Angela ohne Angst

Derzeit muss diese Kolumne fast jedes Mal von der Flüchtlings- beziehungsweise Rassismuskrise in Deutschland handeln. Immer wieder auch von den Seehofers und Schäubles und all den anderen garstigen Männern, die der AfD das Wasser abgraben wollen. Vielleicht ohne zu merken, dass ein Teil der Wählerschaft längst auf »Anti-Establishment«-Kurs und auch mit den rechtesten Parolen nur schwer wieder einzufangen ist. Diese Männer also sind mit Angela Merkels Politik oft und gerade in der Flüchtlingsfrage nicht einverstanden. So sehr nicht einverstanden, dass sie sich nicht an Absprachen halten, vorpreschen und die Regierung ins Wanken bringen. Dass nun auch der brave Thomas de Maizière bei diesem Spiel mitmacht, ist neu – der treue Technokrat lehnt sich weit aus dem Fenster. So weit, dass Merkel ihm in der Flüchtlingspolitik Peter Altmaier vorgesetzt hat.

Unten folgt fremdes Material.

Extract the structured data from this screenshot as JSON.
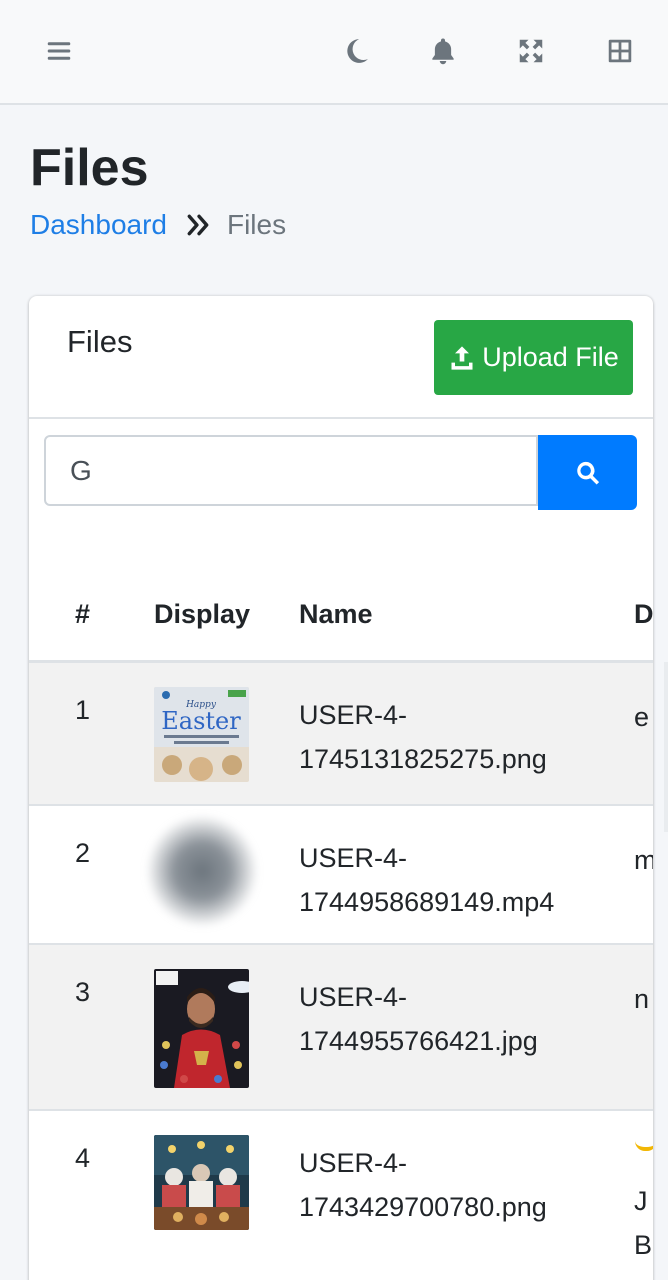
{
  "navbar": {
    "icons": [
      "menu-icon",
      "moon-icon",
      "bell-icon",
      "fullscreen-icon",
      "grid-icon"
    ]
  },
  "page": {
    "title": "Files",
    "breadcrumb": {
      "home": "Dashboard",
      "current": "Files"
    }
  },
  "card": {
    "title": "Files",
    "upload_label": "Upload File",
    "search": {
      "value": "G"
    }
  },
  "table": {
    "columns": [
      "#",
      "Display",
      "Name",
      "D"
    ],
    "rows": [
      {
        "num": "1",
        "name_line1": "USER-4-",
        "name_line2": "1745131825275.png",
        "desc_line1": "e",
        "desc_line2": ""
      },
      {
        "num": "2",
        "name_line1": "USER-4-",
        "name_line2": "1744958689149.mp4",
        "desc_line1": "m",
        "desc_line2": ""
      },
      {
        "num": "3",
        "name_line1": "USER-4-",
        "name_line2": "1744955766421.jpg",
        "desc_line1": "n",
        "desc_line2": ""
      },
      {
        "num": "4",
        "name_line1": "USER-4-",
        "name_line2": "1743429700780.png",
        "desc_line1": "J",
        "desc_line2": "B"
      }
    ],
    "thumbnail_texts": {
      "easter_line1": "Happy",
      "easter_line2": "Easter"
    }
  },
  "colors": {
    "primary": "#007bff",
    "success": "#28a745",
    "link": "#1e7ee6"
  }
}
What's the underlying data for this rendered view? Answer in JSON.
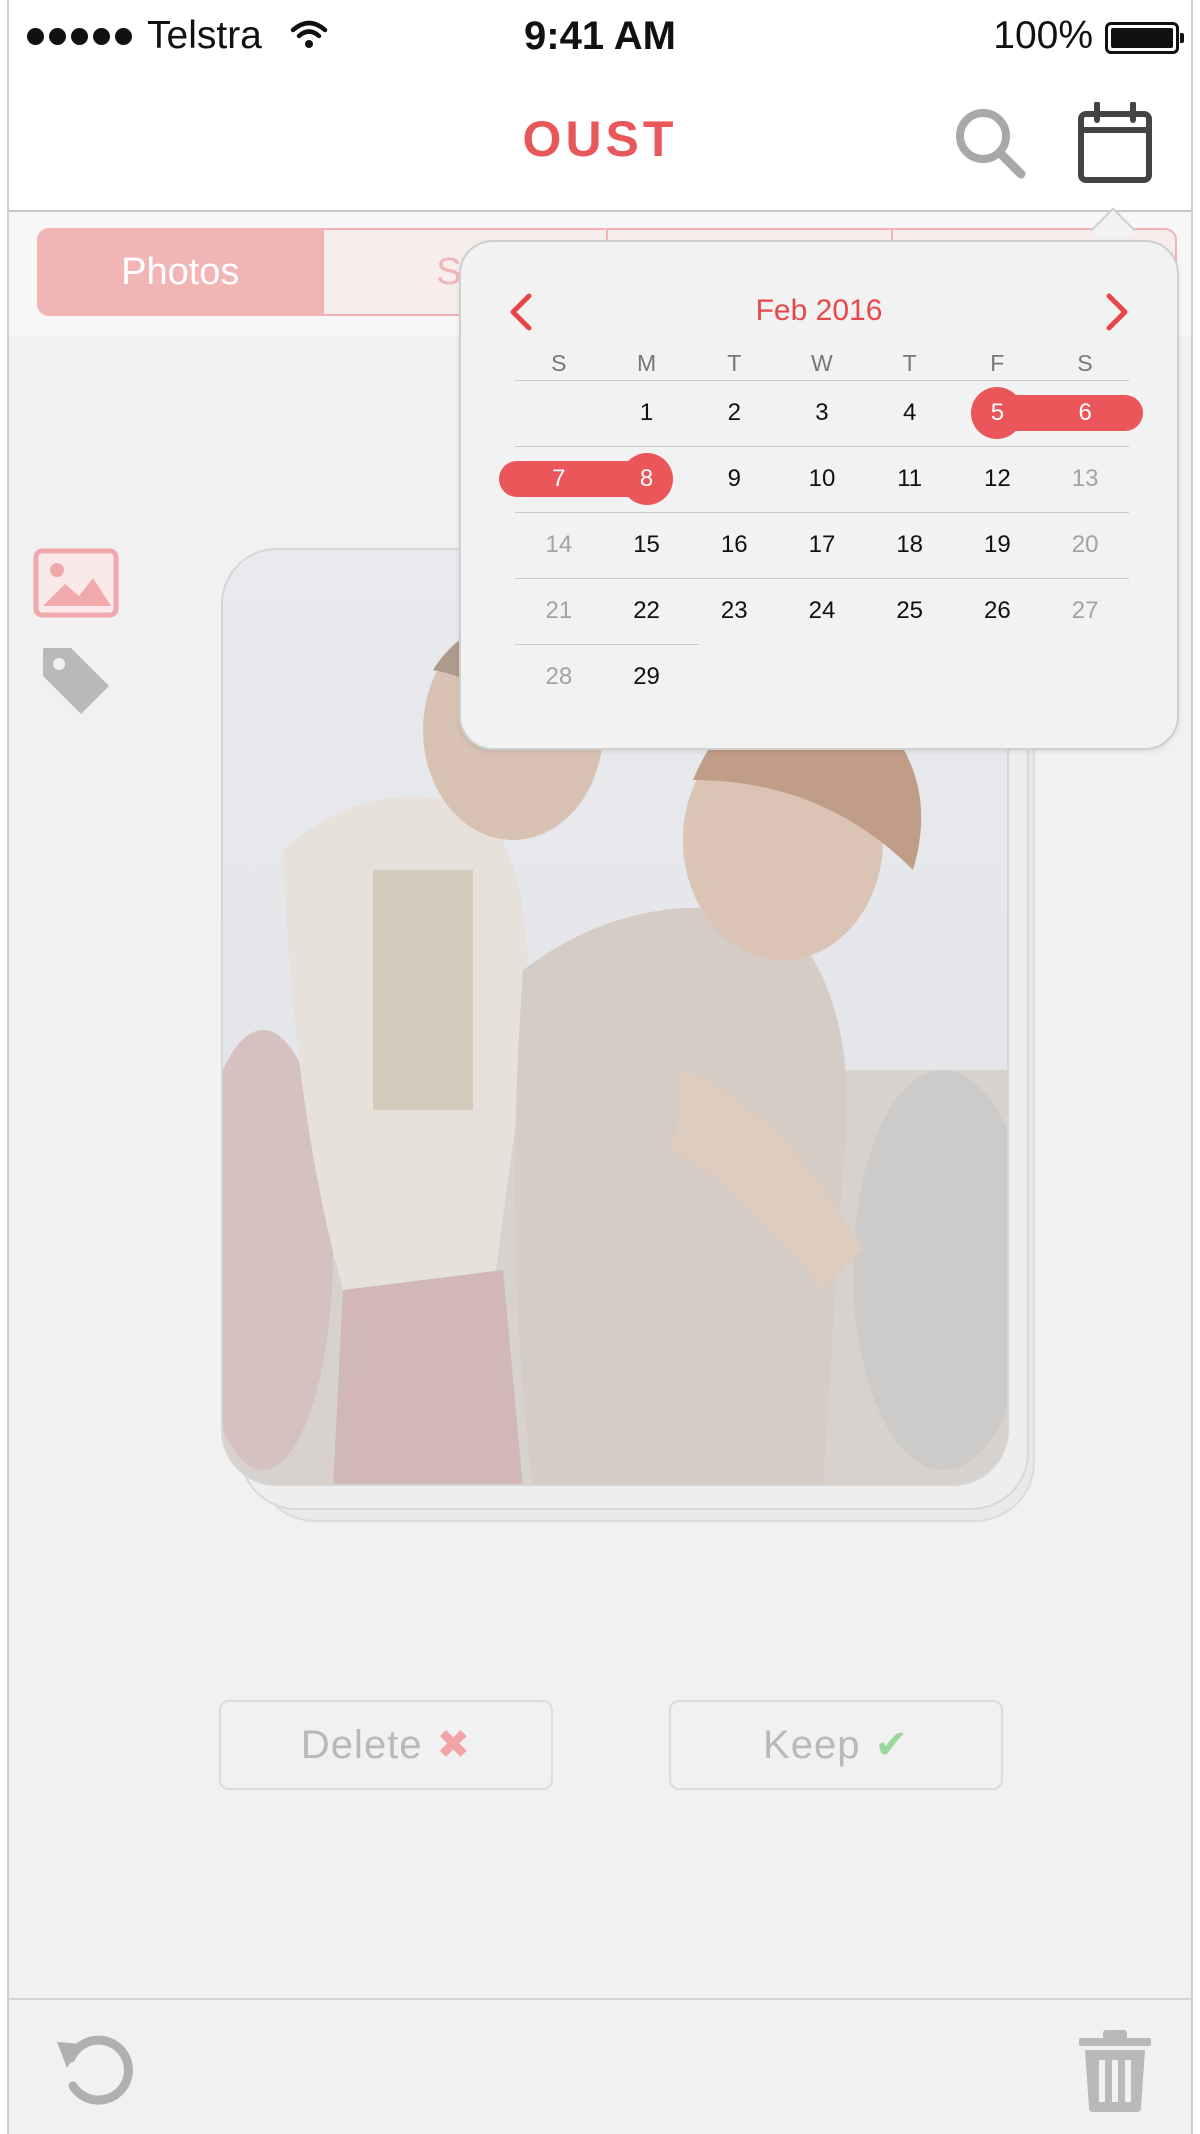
{
  "status_bar": {
    "carrier": "Telstra",
    "time": "9:41 AM",
    "battery": "100%"
  },
  "nav": {
    "title": "OUST",
    "search_icon": "search-icon",
    "calendar_icon": "calendar-icon"
  },
  "segments": [
    {
      "label": "Photos",
      "active": true
    },
    {
      "label": "Sta",
      "active": false
    },
    {
      "label": "",
      "active": false
    },
    {
      "label": "",
      "active": false
    }
  ],
  "calendar": {
    "month_label": "Feb 2016",
    "prev_icon": "chevron-left-icon",
    "next_icon": "chevron-right-icon",
    "weekdays": [
      "S",
      "M",
      "T",
      "W",
      "T",
      "F",
      "S"
    ],
    "weeks": [
      [
        null,
        1,
        2,
        3,
        4,
        5,
        6
      ],
      [
        7,
        8,
        9,
        10,
        11,
        12,
        13
      ],
      [
        14,
        15,
        16,
        17,
        18,
        19,
        20
      ],
      [
        21,
        22,
        23,
        24,
        25,
        26,
        27
      ],
      [
        28,
        29,
        null,
        null,
        null,
        null,
        null
      ]
    ],
    "selected_range": {
      "start": 5,
      "end": 8
    },
    "accent_color": "#ea5659"
  },
  "side_icons": [
    "image-icon",
    "tag-icon"
  ],
  "actions": {
    "delete_label": "Delete",
    "keep_label": "Keep"
  },
  "toolbar": {
    "undo_icon": "undo-icon",
    "trash_icon": "trash-icon"
  },
  "colors": {
    "brand": "#e8575a",
    "keep": "#9cd79c",
    "delete": "#f2a3a6"
  }
}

Merkel hat mit der Politik der offenen Grenzen, die strenggenommen gar nicht so offen sind, Haltung und Chuzpe gezeigt, die ihr nicht zugetraut worden waren. Selbst hinter Mauern aufgewachsen, liebt sie den Westen mehr als alle anderen Politikerinnen und Politiker, gerade weil sie nicht in ihm groß geworden ist. Deswegen ist es für sie nun ein historischer Moment: Vorpreschen – besonders im Vergleich zum Rest der europäischen Staaten, die allesamt eine Politik der Abschottung verfolgen. Merkel hält diese Politik für falsch, unökonomisch, irrational. In der Vergangenheit konnte sie sich in der Frage der Festung Europa immer irgendwie rauswieseln. Doch sie entschied sich gegen die grundsätzliche Abschottung, gegen ein Europa der alten, weißen Leute, die vor allem und jedem Angst haben, zuvorderst die Deutschen.
Bisher hat Merkel stets der German Angst nachgegeben, setzte auf die Sicherheit der deutschen Sparkonten, beugte sich der Angst vor Atomkraft und kam auch der Angst vor Flüchtlingen entgegen. Doch plötzlich zeigt sich »Mutti« von der strengen Seite. Schon lange ist bekannt, dass Merkel die Deutschen erziehen will, mit Verhaltensforschern und Umfragen versucht sie, jede kleine Volksregung einzufangen, um sie dann in die gewollte Richtung zu lenken. In der Flüchtlingsfrage ist sie nun einigen zu weit gegangen. Auch deswegen schert de Maizière aus: Die Deutschen wollen sich in der Angst suhlen, sich etwas vom tollen Abendland vormachen, ihrem Rassismus frönen. Und weil das offenbar tief in der deutschen Seele steckt, musste Merkel auch einknicken und den Forderungen der garstigen Volksvertreter und Julia Klöckners wieder einmal nachgeben. Mal sehen, wie lange noch. Bisher hat sie immer einen Weg gefunden, ihren Willen durchzusetzen. Diesmal ist es ihr wirklich zu wünschen.